Death toll rises to 10 in Italian ferry accident, dozens ‘unaccounted for’
The death toll following a blaze on an Italian ferry that caught fire off Greece's Adriatic coast has risen to 10. Dozens were reportedly unaccounted for after the evacuation ended, amid possible inaccuracies in the owner company's manifest list.
As the evacuation ended on Monday afternoon, rescue teams had saved over 400 people – but the exact number was disputed.
Greek Coast Guard spokesman Nikos Lagadianos cited Italian authorities as saying that 432 people, including passengers and crew, were rescued from the Italian Norman Atlantic ferry, AP reported.
But speaking at a press conference in Rome, Italy's transport minister, Maurizio Lupi, said that only 427 had been accounted for so far.
The ferry company initially reported that 478 passengers and crew were on board. Officials couldn’t explain the discrepancy in figures.
Lupi said it is “absolutely premature” to say if the people are missing or not, as there might have been some inaccuracy in the owner company’s manifest list.
The fire broke out on the ferry traveling from western Greece to eastern Italy at around 6:00 a.m. local time (04:00 GMT) on Sunday, according to coast guard officials.
Due to stormy conditions, the rescue operation proved extremely challenging. Italian and Greek helicopters started airlifting passengers from the upper deck on Sunday and continued the rescue operation throughout the night.

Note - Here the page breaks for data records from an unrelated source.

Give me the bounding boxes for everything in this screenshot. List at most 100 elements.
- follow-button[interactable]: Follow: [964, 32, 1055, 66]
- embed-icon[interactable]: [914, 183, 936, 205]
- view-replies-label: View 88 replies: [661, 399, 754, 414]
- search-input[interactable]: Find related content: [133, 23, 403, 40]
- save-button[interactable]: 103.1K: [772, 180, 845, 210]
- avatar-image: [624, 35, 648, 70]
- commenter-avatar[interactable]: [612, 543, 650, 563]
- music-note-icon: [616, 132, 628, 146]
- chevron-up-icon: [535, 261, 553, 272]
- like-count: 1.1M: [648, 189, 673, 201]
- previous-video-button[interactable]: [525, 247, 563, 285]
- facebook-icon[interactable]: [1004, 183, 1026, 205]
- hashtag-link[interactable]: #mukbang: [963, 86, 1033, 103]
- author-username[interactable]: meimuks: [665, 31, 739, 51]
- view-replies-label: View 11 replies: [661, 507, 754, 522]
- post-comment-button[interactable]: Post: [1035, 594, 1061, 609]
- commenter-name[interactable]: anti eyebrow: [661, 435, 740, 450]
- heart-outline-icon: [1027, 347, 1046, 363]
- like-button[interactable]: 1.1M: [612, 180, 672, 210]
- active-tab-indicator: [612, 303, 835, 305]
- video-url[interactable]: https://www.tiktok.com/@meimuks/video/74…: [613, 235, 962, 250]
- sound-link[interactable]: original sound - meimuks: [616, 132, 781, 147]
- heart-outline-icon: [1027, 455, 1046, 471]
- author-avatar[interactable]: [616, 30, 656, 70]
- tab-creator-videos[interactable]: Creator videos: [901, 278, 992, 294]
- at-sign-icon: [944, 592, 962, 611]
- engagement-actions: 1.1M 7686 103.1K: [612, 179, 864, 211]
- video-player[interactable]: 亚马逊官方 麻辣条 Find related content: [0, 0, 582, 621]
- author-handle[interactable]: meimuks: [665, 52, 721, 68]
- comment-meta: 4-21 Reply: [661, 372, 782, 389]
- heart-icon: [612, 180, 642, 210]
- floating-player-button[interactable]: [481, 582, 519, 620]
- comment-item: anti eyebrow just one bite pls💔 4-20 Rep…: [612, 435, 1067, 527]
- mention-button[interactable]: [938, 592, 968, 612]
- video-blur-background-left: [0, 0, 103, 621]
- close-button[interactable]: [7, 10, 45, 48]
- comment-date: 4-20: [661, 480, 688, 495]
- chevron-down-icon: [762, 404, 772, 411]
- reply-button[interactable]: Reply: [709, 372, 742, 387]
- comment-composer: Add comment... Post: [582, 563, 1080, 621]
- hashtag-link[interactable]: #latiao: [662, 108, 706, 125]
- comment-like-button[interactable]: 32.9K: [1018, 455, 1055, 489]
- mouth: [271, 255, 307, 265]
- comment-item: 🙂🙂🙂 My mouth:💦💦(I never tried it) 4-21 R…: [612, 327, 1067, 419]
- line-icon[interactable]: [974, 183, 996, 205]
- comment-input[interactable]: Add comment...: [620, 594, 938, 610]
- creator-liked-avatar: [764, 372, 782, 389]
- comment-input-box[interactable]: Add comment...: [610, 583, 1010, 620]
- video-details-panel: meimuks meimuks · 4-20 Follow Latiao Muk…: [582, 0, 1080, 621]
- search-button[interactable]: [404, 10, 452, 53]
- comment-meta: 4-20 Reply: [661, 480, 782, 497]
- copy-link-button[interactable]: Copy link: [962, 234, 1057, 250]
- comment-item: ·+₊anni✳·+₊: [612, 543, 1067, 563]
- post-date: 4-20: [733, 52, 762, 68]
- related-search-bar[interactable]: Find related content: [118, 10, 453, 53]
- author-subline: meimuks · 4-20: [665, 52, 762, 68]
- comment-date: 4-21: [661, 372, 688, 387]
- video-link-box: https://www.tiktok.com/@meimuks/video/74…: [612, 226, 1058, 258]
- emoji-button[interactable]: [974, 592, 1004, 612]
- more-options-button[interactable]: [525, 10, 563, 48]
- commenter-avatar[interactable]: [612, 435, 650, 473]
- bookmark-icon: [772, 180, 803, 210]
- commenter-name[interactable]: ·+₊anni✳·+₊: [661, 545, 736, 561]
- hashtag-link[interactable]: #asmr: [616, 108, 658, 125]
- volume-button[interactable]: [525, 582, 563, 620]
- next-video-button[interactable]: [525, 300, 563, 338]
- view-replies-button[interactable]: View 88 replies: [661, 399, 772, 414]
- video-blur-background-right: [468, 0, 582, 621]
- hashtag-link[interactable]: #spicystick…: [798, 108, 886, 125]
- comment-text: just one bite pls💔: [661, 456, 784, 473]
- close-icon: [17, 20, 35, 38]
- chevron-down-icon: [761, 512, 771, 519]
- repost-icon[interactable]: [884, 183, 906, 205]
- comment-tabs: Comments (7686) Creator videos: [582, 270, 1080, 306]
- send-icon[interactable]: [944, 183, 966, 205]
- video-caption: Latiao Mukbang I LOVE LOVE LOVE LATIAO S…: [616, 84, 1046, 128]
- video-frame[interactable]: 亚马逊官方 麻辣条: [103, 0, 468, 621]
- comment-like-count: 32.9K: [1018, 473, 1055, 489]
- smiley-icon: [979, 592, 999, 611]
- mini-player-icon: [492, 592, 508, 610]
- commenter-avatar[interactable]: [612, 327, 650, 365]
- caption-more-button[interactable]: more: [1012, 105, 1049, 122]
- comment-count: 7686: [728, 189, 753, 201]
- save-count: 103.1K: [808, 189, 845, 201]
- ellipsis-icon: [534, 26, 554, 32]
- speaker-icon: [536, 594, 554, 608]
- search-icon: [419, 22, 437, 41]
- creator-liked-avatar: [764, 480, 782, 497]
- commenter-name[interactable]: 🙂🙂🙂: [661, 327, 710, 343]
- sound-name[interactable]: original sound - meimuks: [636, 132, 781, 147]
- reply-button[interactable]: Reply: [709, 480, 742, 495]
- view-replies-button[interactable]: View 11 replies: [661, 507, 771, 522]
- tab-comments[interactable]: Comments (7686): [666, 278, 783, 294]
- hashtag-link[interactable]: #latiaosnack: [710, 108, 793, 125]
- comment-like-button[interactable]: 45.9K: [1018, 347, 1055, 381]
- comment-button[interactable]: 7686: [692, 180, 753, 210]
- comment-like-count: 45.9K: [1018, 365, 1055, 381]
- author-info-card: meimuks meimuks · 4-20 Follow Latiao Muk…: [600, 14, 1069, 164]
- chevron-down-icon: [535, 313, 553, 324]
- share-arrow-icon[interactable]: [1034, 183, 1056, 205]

"We are outside, we are very cold, the ship is full of smoke, the boat is still burning, the floors are boiling, underneath the cabins it must be burning since 5 o'clock, the boats that came are gone, and we are here. They cannot take us," one of the passengers told Greek TV station Mega.
The Italian captain abandoned the ship only after the passengers and over 50 crew members were rescued on Monday, said Lupi. Among the rescued passengers were 234 Greeks, 54 Turks, 22 Albanians, and 22 Italians, he added.
A criminal investigation has been launched to determine the cause of the fire.